Normally this is the most difficult commentary to write since the journey is over. We have traveled more than 600 miles through some rigorous highways in what the North East weathermen describe as the wettest spring in the last 20 years. Some areas experienced over 5 inches of rain in less than an hour. This is more rain that I have seen in NM in the last 20 years, total.
I must say that the bulk of the people we encountered were relatively happy to see us. Even with their gracious hospitality I couldn’t help but feel the overall disappointment in the outcome of the season. This had been the rainiest two years that the NE had seen in a long time.
The rain and the economy had discouraged tourists from coming and even camping in the area. In these parts the tourist season lasts approximately 150 days. 26 straight days of rain can really put a damper on the earnings potential of the community. That being said I pray for dryer days ahead.
In any ride there are certain adjustments that one must make. The physical, the mental, and believe it or not there is a spiritual adjustment.
There is the process of getting used to the ride (physically). As much training as you think you have done your muscles, tendons, heart, and lungs all need to get used to a six to eight hours of constant peddling. The tender part of your backside cannot be ready for the repetitious cycle that the thighs require and therefore your rump needs time to accustom itself to the shape of the bicycle seat. Hands become numb with your weight pressed against your palms and your arms continuingly being held in one position. To overcome this you must remind yourself to exercise and stretch even as you are riding or you will end up with prolonged paralysis in your fingers that may take months to work out.
Second one must rely and work together with your partner to make plans, follow maps, determine stops, and where and when to eat. You must both be flexible and willing to discuss even the most mundane of decisions before running off on your own. By the way Jon and I haven’t always found that our friendship sailed on calm seas; but we both have always had the common sense to meet each other half way. If you ever decide to make this type of journey a goal and are intending to have company remember tolerance and understanding hold the key to good relations.
Maybe the most important process is the ability to mellow into the hour after hour of mental deliberation. Meditation is something that one ought to cultivate long before beginning the trip. To meditate successfully you must be able to focus your consciousness and at the same time be aware of all that is happening around you.

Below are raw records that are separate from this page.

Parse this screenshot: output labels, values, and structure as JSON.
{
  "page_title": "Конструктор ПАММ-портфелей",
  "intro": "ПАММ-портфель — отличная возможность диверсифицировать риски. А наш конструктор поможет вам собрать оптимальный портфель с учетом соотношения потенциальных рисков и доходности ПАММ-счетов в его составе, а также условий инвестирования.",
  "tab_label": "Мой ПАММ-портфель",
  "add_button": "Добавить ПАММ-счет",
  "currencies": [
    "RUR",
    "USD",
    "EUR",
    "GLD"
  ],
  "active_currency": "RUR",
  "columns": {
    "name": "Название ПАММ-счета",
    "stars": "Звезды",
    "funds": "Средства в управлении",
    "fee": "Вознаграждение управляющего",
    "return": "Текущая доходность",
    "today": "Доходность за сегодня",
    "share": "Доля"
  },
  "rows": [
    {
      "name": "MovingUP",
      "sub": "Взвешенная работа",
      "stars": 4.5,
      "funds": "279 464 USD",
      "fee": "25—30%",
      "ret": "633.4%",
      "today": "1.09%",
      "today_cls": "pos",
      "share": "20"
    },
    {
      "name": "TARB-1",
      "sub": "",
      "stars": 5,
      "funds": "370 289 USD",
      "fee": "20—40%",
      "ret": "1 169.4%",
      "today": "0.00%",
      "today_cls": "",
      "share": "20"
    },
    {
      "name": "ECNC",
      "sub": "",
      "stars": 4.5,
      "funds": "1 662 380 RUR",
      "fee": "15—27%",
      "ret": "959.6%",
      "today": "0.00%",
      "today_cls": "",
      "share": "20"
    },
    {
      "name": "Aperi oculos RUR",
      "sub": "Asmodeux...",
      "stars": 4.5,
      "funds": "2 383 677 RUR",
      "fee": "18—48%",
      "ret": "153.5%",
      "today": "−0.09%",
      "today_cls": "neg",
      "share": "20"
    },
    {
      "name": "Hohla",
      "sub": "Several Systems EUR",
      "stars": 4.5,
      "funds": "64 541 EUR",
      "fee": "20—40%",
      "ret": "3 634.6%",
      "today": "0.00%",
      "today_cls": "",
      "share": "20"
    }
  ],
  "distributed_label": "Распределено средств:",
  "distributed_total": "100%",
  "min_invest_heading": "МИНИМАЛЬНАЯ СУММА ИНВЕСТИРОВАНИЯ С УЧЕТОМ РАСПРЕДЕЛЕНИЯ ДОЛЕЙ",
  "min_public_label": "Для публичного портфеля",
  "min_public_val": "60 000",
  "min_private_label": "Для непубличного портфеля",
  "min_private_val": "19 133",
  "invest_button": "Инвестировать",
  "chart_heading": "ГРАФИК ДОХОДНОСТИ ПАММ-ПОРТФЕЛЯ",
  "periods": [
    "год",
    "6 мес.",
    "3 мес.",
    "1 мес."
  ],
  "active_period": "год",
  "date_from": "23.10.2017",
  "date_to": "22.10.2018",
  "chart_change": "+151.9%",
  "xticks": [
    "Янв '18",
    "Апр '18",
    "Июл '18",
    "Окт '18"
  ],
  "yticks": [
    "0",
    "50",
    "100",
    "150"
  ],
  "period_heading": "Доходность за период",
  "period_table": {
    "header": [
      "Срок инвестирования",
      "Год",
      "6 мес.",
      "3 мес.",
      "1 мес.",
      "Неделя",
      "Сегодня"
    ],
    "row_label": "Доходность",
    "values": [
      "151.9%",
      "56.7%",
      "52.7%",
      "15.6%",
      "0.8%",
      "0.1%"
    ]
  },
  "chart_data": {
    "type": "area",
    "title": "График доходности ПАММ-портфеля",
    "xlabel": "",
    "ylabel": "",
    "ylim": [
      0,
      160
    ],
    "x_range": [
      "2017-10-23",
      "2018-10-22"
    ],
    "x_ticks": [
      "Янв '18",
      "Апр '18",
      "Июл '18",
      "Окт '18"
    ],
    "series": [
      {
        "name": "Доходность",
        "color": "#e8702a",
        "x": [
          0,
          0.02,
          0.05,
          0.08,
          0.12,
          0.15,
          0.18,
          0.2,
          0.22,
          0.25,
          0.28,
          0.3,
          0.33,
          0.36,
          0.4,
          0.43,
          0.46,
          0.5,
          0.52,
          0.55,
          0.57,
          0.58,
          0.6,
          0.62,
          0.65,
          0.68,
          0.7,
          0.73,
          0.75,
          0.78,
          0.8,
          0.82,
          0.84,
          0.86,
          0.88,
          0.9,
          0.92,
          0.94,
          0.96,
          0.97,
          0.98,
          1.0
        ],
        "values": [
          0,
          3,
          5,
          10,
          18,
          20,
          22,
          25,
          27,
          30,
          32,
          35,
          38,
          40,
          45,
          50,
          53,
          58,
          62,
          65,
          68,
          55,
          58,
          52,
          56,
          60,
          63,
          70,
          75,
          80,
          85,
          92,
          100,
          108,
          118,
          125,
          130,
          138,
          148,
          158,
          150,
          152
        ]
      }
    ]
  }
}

Cars and trucks are passing you with phenomenal speeds and bulk, changes in routes occur without much warning, roads lack adequate space for cars much less bikes, and above all you must know where your partner is at all times.
Once this mental talent is accomplished you can concentrate on the solitude and contemplation of the moment. You will not be dissuaded by incumbent weather, traffic or hours of deserted highways. Over the hours that it takes to cover miles and miles of road your mind is free to explore its own relevance. You have time and mental clarity to allow your perspective to open. I would find these journeys rather mundane without the opportunity to practice the spiritualism afforded me by the simplicity of the journey.
The several treks that I have been privileged to participate in have inspired moments that are etched into my mind. Butterflies that land on my handlebars, the slug that catches a ride in the rain, and the occasional lizard that races you along the shoulder of a hot dusty road, these are all about us but we rarely take or are afforded the time to focus on the most basic gifts.
This journey is much like many others I have ridden and I hope like many more. I hope that I can keep in mind to stop and observe the gifts that surround me whether I am biking, walking or just sitting. And that I always appreciate the journey.
Thank you for joining us on this ride and I hope all of you take the chance and enjoy the experience.